Preventing Fraud In The NHS
Counter Fraud Services (CFS) was established within NHS National Services Scotland (NHS NSS) in June 2000 to combat fraud by Family Health Service contractors and patients against NHSScotland.
The investigative team was selected from a variety of backgrounds and with the expertise to pursue contractors who are suspected of claiming fees for treatment or services which may be fraudulent or in violation of the regulations. The team is now fully operational with all investigators being accredited NHS counter fraud specialists.
The patient team implemented new legislation on patient Penalty Charge Regulations and undertakes a national programme of patient checking to deter, detect and where appropriate recover charges from patients who have fraudulently or mistakenly claimed exemption from NHS charges.
Claims for help in meeting NHS Health costs and exemptions from payments total more than £370 Million a year. But between 3-8% of all claims could be fraudulent or mistakenly claimed. And every £10 Million that people who "can pay but won't pay" take out of the system, means the equivalent of:
- 20,000 FEWER Cataract operations, or
- 9,800 FEWER in-patients treated in hospital, or
- 3,800 FEWER hip operations, or
- 2,500 FEWER heart by-passes, or
- 400 FEWER nurses
Counter Fraud Services, part of the Practitioner Services Division of NHS NSS, was formed in April 2000 to detect and deter patient and primary care contractor fraud. CFS was sending out exemption verification letters to randomly selected patients who had claimed free prescriptions, dental or optical care asking them to prove that they were eligible.
To improve the efficiency and reach of this process CFS wished to implement an automated Patient Exemption Checking System (PECS).
Neil Billing, Head of Counter Fraud Services says, "We sent out one batch of letters at random and 5 out of every 100 patients simply sent back a cheque to pay for their prescription or treatment."
As an established partner with NHS NSS, we worked in close partnership with the CFS to define requirements and establish the scope of PECS. In essence, PECS receives data from the Practitioner Services Divisions' Ophthalmic, Dental and Pharmacy payments systems. Patients will be processed and, according to their exemption type, claims will be validated with the relevant agencies. If the exemption is correct no further action is taken.
If the exemption has been claimed fraudulently the system will trigger one of a number of standard letters to recover the debt. We developed the Ophthalmic, Dental and Pharmacy payments systems using Oracle technology and it was decided to use this standard platform for PECS. This allowed for reuse of common code, such as menus, and straightforward transfer of patient data from the payment systems.
Once the requirements were defined Sopra Group undertook the development on a fixed-price basis at their Queensway House premises. To avoid delay and minimise disruption, User Acceptance Testing also took place at Sopra Group premises.
The timescale and budget for the project was very tight, however an intensive team approach to the analysis stage and careful Project Management by CFS and Sopra Group ensured the solution was delivered to time and budget.
PECS is based on an Oracle database under Sun Solaris, with Oracle Forms and Reports on the Client side. Oracle Discoverer is utilised as the ad-hoc reporting tool.
The PECS system replaced a manual system and has brought significant improvements in the exemption checking process.
Maggie Worsfold, Fraud Investigation Manager said "The new system has significantly improved the efficiency of our operations. Preparing files for the checking agencies used to take us 3 days with the manual system, it now takes about 3 minutes. The automated upload of data from the payment systems had considerably reduced our manual data capture and by the end of 2002 will allow us to increase the number of checks by almost 500% per month from the previous year."

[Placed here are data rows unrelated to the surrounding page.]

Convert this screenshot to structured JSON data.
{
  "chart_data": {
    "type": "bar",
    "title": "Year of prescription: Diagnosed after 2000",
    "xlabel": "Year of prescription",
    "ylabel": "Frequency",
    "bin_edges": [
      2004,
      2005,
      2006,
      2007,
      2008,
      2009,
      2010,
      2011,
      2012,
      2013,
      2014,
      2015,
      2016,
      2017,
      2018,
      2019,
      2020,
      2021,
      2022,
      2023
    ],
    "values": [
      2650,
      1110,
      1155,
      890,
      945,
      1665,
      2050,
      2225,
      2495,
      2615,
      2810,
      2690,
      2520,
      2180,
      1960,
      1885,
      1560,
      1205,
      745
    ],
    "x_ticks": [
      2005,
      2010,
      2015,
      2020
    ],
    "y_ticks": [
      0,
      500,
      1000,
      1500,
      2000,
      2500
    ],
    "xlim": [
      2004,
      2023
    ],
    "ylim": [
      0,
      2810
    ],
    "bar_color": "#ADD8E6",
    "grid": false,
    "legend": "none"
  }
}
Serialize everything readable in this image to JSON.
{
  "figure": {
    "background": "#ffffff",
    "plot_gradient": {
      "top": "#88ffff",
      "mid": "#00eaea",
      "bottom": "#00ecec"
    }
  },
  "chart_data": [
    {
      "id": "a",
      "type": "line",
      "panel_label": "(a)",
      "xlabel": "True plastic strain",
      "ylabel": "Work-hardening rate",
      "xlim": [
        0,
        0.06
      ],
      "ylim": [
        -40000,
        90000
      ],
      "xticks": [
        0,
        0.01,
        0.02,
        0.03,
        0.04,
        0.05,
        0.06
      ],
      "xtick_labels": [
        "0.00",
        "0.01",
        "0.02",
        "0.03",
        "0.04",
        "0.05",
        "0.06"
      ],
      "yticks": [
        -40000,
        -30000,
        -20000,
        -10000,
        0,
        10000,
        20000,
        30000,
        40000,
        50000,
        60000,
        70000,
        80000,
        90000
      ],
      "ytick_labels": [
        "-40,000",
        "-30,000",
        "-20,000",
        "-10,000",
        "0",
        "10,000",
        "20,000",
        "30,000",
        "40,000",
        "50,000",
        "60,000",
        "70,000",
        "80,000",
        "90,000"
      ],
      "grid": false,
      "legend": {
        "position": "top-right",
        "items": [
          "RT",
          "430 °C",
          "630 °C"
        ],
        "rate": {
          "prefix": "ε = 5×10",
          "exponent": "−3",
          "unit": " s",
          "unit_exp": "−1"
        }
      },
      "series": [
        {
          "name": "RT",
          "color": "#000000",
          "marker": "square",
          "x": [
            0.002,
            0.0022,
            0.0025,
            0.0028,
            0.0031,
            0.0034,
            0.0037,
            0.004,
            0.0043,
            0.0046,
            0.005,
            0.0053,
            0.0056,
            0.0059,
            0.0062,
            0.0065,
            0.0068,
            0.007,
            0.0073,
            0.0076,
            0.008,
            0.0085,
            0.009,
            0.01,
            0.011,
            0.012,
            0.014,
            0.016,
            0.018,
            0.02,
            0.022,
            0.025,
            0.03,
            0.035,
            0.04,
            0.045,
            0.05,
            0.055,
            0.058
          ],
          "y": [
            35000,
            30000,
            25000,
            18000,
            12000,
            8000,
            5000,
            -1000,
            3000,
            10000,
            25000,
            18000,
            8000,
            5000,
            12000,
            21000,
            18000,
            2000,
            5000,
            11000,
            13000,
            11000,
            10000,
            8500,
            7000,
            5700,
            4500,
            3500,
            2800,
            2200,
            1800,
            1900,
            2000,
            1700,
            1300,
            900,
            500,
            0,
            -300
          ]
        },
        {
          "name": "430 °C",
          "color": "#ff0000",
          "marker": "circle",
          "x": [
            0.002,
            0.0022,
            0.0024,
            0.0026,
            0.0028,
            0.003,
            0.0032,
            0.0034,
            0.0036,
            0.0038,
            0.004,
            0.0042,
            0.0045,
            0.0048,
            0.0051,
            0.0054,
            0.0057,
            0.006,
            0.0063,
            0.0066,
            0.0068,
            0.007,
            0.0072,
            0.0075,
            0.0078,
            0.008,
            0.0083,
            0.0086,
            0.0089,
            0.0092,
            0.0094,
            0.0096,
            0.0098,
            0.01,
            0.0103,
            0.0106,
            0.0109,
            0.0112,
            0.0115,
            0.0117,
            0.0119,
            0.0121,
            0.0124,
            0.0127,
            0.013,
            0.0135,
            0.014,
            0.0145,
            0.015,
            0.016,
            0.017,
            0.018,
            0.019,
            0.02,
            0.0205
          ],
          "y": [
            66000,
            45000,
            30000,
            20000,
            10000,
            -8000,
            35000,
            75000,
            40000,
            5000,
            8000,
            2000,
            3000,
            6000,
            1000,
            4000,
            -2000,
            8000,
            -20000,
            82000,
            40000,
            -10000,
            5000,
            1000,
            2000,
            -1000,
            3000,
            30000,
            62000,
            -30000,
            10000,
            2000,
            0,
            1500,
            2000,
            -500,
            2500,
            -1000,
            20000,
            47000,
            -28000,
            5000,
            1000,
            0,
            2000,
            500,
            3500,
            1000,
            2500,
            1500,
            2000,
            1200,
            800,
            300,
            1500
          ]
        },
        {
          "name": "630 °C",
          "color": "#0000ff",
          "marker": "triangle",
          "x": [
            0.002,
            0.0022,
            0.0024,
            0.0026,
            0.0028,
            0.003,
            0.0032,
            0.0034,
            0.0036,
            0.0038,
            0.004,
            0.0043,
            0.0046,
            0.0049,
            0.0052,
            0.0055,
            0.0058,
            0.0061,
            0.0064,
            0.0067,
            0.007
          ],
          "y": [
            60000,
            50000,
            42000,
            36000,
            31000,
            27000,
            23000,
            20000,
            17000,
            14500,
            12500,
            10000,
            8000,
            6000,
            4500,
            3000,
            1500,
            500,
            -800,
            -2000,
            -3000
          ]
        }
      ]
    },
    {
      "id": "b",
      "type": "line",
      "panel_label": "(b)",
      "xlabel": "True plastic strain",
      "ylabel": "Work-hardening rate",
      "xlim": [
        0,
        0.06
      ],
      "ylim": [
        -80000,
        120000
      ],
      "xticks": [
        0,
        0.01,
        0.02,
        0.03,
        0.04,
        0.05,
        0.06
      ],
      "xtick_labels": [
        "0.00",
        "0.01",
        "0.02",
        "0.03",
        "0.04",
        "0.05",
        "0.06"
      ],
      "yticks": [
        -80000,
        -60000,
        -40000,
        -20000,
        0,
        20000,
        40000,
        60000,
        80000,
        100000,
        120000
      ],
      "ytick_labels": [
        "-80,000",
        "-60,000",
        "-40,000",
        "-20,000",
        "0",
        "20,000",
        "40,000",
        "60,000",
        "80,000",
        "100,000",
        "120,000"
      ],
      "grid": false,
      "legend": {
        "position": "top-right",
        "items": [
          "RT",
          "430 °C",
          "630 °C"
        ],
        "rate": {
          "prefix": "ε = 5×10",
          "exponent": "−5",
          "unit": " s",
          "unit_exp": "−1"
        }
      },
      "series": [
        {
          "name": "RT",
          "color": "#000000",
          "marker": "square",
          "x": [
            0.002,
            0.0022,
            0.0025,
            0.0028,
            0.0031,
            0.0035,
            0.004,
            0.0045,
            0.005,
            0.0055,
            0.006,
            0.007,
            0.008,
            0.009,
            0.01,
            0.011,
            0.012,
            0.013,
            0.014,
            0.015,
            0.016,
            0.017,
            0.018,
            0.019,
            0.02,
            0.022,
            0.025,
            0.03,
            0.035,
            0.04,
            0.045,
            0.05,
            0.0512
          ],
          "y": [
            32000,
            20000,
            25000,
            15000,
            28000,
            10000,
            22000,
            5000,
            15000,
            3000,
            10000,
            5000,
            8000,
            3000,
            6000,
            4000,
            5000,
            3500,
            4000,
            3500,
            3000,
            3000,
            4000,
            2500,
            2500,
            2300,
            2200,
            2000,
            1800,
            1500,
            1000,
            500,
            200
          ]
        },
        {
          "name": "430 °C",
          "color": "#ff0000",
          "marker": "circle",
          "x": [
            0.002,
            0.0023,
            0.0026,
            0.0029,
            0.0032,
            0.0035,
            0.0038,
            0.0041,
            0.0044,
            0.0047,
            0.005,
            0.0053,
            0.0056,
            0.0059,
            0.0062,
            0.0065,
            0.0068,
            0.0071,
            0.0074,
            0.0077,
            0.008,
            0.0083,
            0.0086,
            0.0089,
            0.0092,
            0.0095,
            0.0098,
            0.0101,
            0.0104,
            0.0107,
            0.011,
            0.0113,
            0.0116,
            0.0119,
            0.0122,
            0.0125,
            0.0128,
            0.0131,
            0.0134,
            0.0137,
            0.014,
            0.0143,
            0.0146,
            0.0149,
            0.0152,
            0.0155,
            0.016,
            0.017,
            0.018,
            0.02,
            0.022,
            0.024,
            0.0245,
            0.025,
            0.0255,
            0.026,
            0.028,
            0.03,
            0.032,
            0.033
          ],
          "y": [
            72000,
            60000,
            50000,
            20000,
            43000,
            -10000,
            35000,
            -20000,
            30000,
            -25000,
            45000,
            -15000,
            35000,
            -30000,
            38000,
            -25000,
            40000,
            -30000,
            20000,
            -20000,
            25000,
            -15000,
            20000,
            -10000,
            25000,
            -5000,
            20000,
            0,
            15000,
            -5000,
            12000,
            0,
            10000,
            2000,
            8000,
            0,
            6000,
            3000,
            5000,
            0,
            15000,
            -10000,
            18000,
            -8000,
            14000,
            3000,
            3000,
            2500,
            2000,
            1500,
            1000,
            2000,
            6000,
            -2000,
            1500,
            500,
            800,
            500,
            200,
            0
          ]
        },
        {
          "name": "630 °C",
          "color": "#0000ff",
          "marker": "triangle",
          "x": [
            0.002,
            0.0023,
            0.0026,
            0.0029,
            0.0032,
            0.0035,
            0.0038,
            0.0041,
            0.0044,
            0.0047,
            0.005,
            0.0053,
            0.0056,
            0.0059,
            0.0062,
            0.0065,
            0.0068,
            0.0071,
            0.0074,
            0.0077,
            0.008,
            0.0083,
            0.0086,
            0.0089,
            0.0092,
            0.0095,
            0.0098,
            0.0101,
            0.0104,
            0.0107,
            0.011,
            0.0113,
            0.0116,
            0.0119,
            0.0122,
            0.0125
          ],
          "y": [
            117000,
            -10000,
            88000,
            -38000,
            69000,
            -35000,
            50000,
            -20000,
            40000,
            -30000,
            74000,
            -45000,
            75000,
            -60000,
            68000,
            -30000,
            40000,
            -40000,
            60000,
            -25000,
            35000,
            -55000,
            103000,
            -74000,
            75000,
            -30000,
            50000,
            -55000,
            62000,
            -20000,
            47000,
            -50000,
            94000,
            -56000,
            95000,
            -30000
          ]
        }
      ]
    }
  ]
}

Neil Billing acknowledges that the partnership between the two organisations was both close and extremely productive "The tight timescale meant that the analysis phase was crucial in fixing a scope that could be delivered to time and within budget, and since Sopra Group already had a working knowledge of the Payment Systems, they were able to grasp the concepts quickly and suggest the best way to extract information. In the change from a manual system, Sopra Group's Analysts assisted us in realising what we actually needed to automate the processes."
By developing PECS using the same tools as the Dental, Ophthalmic and Pharmacy payments systems, software, hardware and support costs were minimised. In addition, some of the functionality for these systems was reused reducing development costs and time.
PECS is now supported as part of the Sopra Group agreement for the Dental and Ophthalmic Payment Systems. PECS resides on the same Sun Server and is proactively managed to ensure availability and security.
Now that PECS phase 1 is complete, CFS are already defining how this can be extended to serve the detection of patient fraud.